The Maine School Boards Association and Maine School Superintendents Association were clear in their opposition testimony. “We do not want guns on school property,” Victoria Wallack, director of communications and government relations for the MSMA, said in opposition to three of the four bills.

Other opponents, including parents, pediatricians and nurses, said society should not be trying to prepare for school shootings, but rather trying to prevent them by investing in mental health, banning assault-style weapons and passing legislation requiring secure storage of firearms, among other things. Many opponents said they grew up hunting and currently own guns for that purpose, but that they don’t see school as an appropriate place for weapons.

But proponents said with the number of guns in the United States, schools need to be prepared for shootings and that labeling schools as gun-free zones makes them easy targets.


While schools around the country have been targeted in deadly shootings, Maine has been spared. But the mass shooting in Bowdoin last week reminded many that Maine is not immune to the nation’s widespread gun violence.


Security professionals, retired military and law enforcement, and other Maine residents said allowing guns in schools would both deter potential shooters and give educators a chance to defend themselves and their students, while allowing schools who don’t want to allow guns on campus to continue to bar them.

James Trask, a retired Maine State Police detective, a former member of the governor’s protective detail and currently the director of school safety at Thornton Academy in Saco, said in written testimony that allowing retired full-time police officers to carry weapons on school grounds could help make schools safer.

“If I was able to carry a weapon I would be able to immediately act to protect school students and staff,” said Trask, who noted he is opposed to arming educators or other non-police staff.

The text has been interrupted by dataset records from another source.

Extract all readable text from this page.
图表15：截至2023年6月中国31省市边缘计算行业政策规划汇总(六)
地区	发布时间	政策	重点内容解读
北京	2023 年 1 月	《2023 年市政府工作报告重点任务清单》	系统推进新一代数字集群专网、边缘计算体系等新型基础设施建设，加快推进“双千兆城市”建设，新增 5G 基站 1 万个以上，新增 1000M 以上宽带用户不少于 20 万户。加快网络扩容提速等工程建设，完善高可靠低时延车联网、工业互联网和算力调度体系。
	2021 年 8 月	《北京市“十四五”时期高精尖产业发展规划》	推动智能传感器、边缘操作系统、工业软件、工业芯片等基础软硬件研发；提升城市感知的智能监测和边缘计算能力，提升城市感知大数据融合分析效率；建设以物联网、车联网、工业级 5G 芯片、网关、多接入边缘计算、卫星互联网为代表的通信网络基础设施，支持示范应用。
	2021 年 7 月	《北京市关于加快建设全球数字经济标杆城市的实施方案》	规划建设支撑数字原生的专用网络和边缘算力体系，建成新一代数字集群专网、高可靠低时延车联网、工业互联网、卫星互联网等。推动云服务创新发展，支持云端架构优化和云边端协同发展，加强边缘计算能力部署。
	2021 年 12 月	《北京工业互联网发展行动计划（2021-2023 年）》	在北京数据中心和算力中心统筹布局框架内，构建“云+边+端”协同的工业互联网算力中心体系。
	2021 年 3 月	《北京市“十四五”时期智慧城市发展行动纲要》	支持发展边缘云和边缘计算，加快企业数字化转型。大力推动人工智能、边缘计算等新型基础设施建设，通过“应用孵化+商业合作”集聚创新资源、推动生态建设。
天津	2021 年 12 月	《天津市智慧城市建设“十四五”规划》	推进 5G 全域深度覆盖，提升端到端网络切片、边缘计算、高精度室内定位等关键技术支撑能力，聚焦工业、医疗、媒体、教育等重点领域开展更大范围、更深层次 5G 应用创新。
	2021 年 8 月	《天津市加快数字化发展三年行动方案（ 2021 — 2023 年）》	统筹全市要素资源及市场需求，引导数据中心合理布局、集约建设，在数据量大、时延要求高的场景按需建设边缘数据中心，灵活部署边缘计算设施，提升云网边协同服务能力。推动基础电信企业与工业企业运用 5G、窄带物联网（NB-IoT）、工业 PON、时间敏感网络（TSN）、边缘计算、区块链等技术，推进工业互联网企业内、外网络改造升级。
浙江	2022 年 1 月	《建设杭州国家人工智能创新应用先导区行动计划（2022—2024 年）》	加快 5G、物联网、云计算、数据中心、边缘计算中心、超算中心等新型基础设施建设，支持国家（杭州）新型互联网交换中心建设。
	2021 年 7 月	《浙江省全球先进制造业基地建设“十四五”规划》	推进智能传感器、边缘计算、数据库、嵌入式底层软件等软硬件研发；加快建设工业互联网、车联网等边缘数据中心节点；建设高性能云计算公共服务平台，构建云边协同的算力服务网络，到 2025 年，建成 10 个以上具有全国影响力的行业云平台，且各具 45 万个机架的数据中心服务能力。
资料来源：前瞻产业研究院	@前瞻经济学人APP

Timing was a major talking point for bill supporters. Many said that while police officers could take many minutes to arrive, especially in rural areas, armed school security officers or staff could act at once.

“When facing violent threats, seconds count,” said Rep. Danny Costain, R-Plymouth, who co-sponsored L.D. 52, an act to allow certain school employees to carry firearms on school property.

With a pervasive “not if, but when,” point of view, proponents said it’s important to prepare for the worst, but hope for the best and to get ready for a quick response in the case of an attack.